Not Where's Waldo Where's Alli??

We weren't able to go inside due to time and monetary constraints, but having been on the tour twice before, I acted as the unofficial tour guide. The Mosque was built in the late 80s-early 90s, and was commissioned by King Hassan II (the father of current King Mohammed VI). Officially it was for his 60th birthday (though it ended up being finished four years too late!), but it also served as an economic stimulus, since all but a very few raw materials were sourced from Morocco, and the laborers and craftsmen were Moroccan as well. Only a few marbles pillars and chandeliers came from Italy, and the head Architect was French (go figure).

The design of the mosque is unique because it ties traditional Moroccan architecture with Islamic architecture, yet does so in a very modern way.

The mosque is the largest in the world that allows non-Muslims inside, but only on the guided tours.
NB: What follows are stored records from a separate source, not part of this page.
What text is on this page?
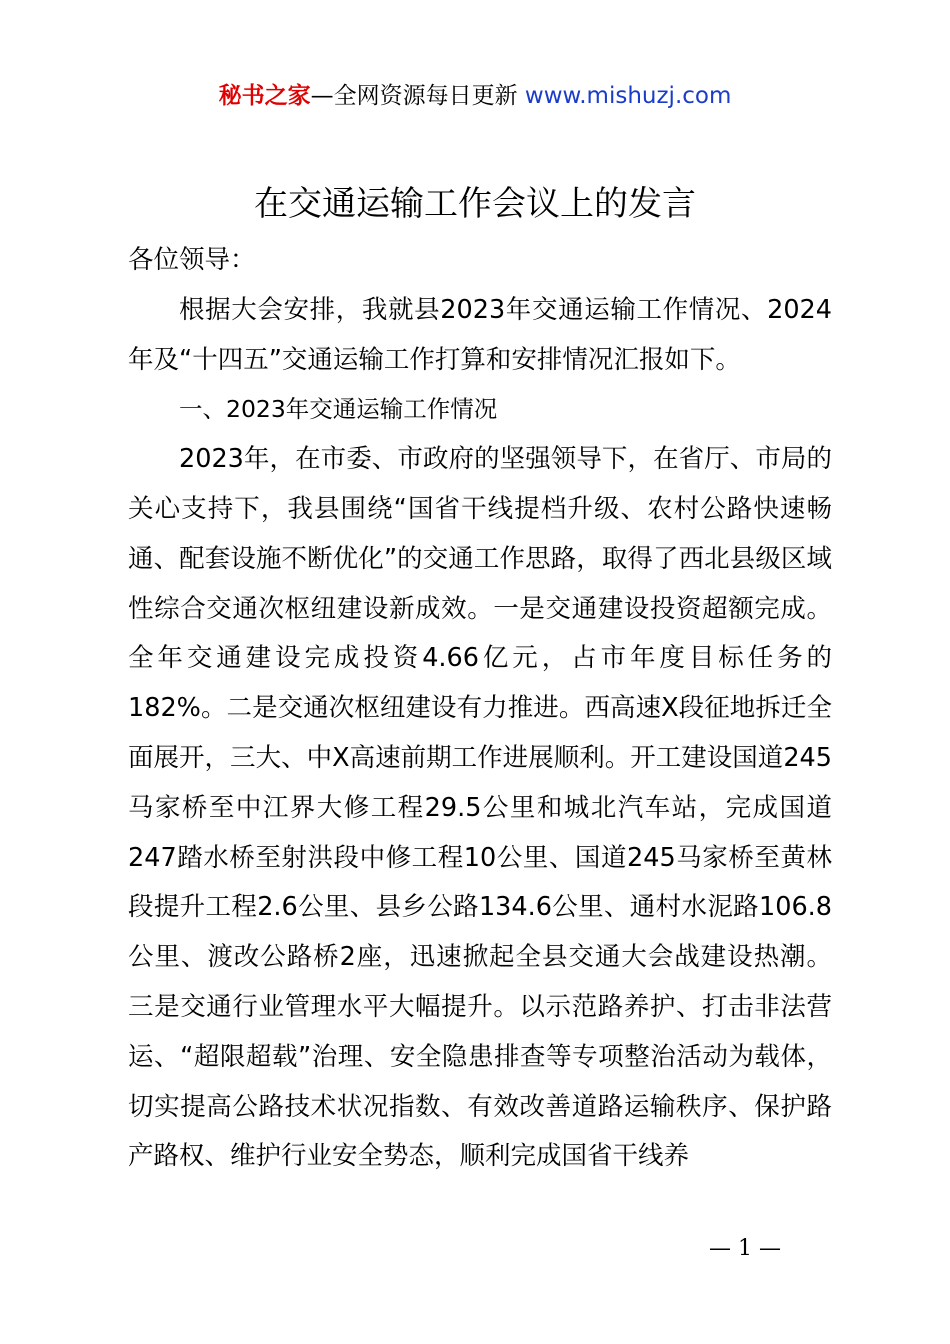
秘书之家—全网资源每日更新 www.mishuzj.com
在交通运输工作会议上的发言

各位领导：

根据大会安排，我就县2023年交通运输工作情况、2024年及“十四五”交通运输工作打算和安排情况汇报如下。

一、2023年交通运输工作情况

2023年，在市委、市政府的坚强领导下，在省厅、市局的关心支持下，我县围绕“国省干线提档升级、农村公路快速畅通、配套设施不断优化”的交通工作思路，取得了西北县级区域性综合交通次枢纽建设新成效。一是交通建设投资超额完成。全年交通建设完成投资4.66亿元，占市年度目标任务的182%。二是交通次枢纽建设有力推进。西高速X段征地拆迁全面展开，三大、中X高速前期工作进展顺利。开工建设国道245马家桥至中江界大修工程29.5公里和城北汽车站，完成国道247踏水桥至射洪段中修工程10公里、国道245马家桥至黄林段提升工程2.6公里、县乡公路134.6公里、通村水泥路106.8公里、渡改公路桥2座，迅速掀起全县交通大会战建设热潮。三是交通行业管理水平大幅提升。以示范路养护、打击非法营运、“超限超载”治理、安全隐患排查等专项整治活动为载体，切实提高公路技术状况指数、有效改善道路运输秩序、保护路产路权、维护行业安全势态，顺利完成国省干线养

— 1 —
The reasons for that are plentifulthere is daily prayer five times daily which shouldn't be interrupted, shoes must be removed going inside because the carpet on which they pray must remain clean, and the upkeep of the Mosque is expensive so while the very informative tours are priced somewhat high at 100 dirhams ($12) per person, the profits pay for the maintenance of the building.

Everyone was duly impressed walking around--the scale is simply massive, (the minaret is the tallest in the world at 210m / 689ft) and the intricacies of the architecture are only visible relatively close up. Casa can't boast a whole lot of sightseeing opportunities, but this one makes up for a lot!